Perhaps the answer is in one of Carr-Gregg's comments. He remembers TV's Dr Phil saying that if you are a psychologist with an area of specialty and you don't write self-help books, then you're crazy ... because the vast majority of people won't darken psychologists' doors. There is still a stigma about going and getting help.
He reckons step-parenting is one of the toughest gigs around. "It is not fun. The desperation, the depth and breadth of misery that doing it wrong can cause really does take away, for many people, a quality of life and they can become desperate.
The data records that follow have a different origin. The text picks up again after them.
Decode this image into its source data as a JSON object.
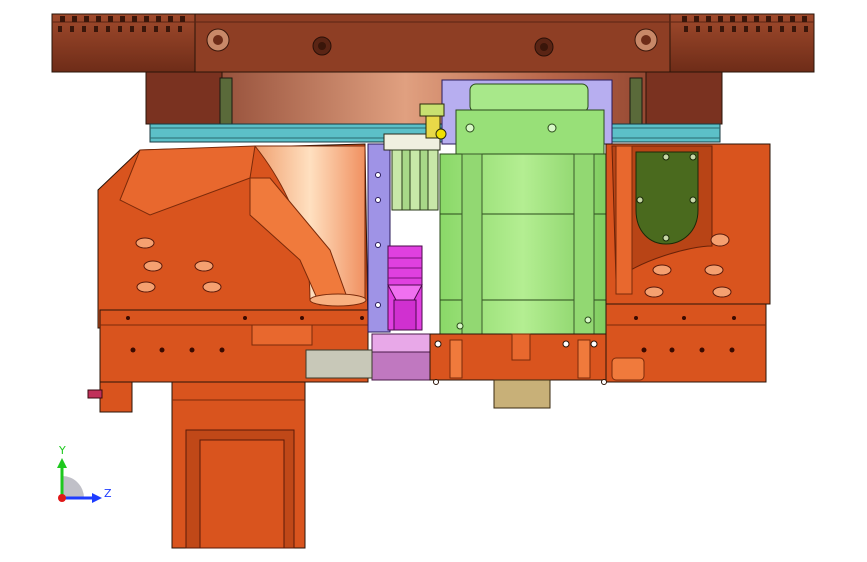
{
  "triad": {
    "y_label": "Y",
    "z_label": "Z",
    "y_color": "#1ec81e",
    "z_color": "#1e3cff",
    "origin_color": "#e01818"
  },
  "colors": {
    "background": "#ffffff",
    "flange": "#8b3a22",
    "flange_dark": "#5a2414",
    "bearing_ring": "#5cc0c8",
    "housing": "#d9541e",
    "housing_light": "#f07a3c",
    "housing_dark": "#a8390f",
    "motor": "#9ee27a",
    "motor_dark": "#5fa845",
    "frame": "#9f93e6",
    "magenta_part": "#e040e0",
    "pink_block": "#e8a8e8",
    "olive_panel": "#4a6a1e",
    "tan_block": "#c8b078",
    "outline": "#2a1408"
  }
}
"Given that we have so many parents separating and divorcing, why isn't there mandatory free marriage guidance counselling beforehand? The Catholic Church, I believe, offers that to couples about to wed. Certainly, there is a bit of a movement in Australia to put those services on the public purse."
Carr-Gregg says step-parenting is different from biological parenting. It is less spontaneous, requires more patience, effort, resilience and stamina. But he also reminds step-parents having problems not to blame it all on being a step-family as all families experience stressful times.
"The most important thing to understand is that, universally, the first two years are purgatory. There is no getting around it," he says, "and you have to basically gird your psychological loins for that. Don't expect things to be perfect. There will be arguments, there will be some fairly robust exchanges, particularly with teenagers. You have to prepare yourself, have the answers for the questions like: "You're not my father, you can't tell me what to do" (Michael's favourite answer: "I'm the only one you've got here at the moment and we have to make do"). Another important piece of advice is for parents to invest in their own relationship, based on good communication, trust and respect.
"The tendency is to cater for everybody else's needs and that doesn't work."
Recognise that this not going to be an instant family, Carr-Gregg says. This will take time. Research has shown step-families have their own natural stages: fantasy (similar to a honeymoon period), then confusion followed by conflict, before moving on to resolution and comfort.
But there are also many examples of happy step-families. And there is help at hand. He suggests joining step-parent associations and chatting to people who have been down this path. "The difficulty is many people are time poor. That is why I wrote the book, Surviving Step-Families. It is little, it's readable and it's distilled in plain English without psychobabble."
Perhaps his book should be in every step-family's stocking this Christmas.
Tips:
* Keep things simple; stay within your budget
* Plan ahead and communicate well
* Holidaying and travelling together strengthens bonds
* Remember - you are not the parent
* Don't personalise things
* Don't neglect your marriage
"Step-parents should not try to be the parent - this is the death knell. The step-parent needs to take a position of one down. They need to support the biological parent in the disciplinary role, they need to allow the relationship to develop over time. You will never take over the role of the child's biological parent, nor should you." - Michael Carr-Gregg
* Surviving Step-Families, by Michael Carr-Gregg ($26, Penguin).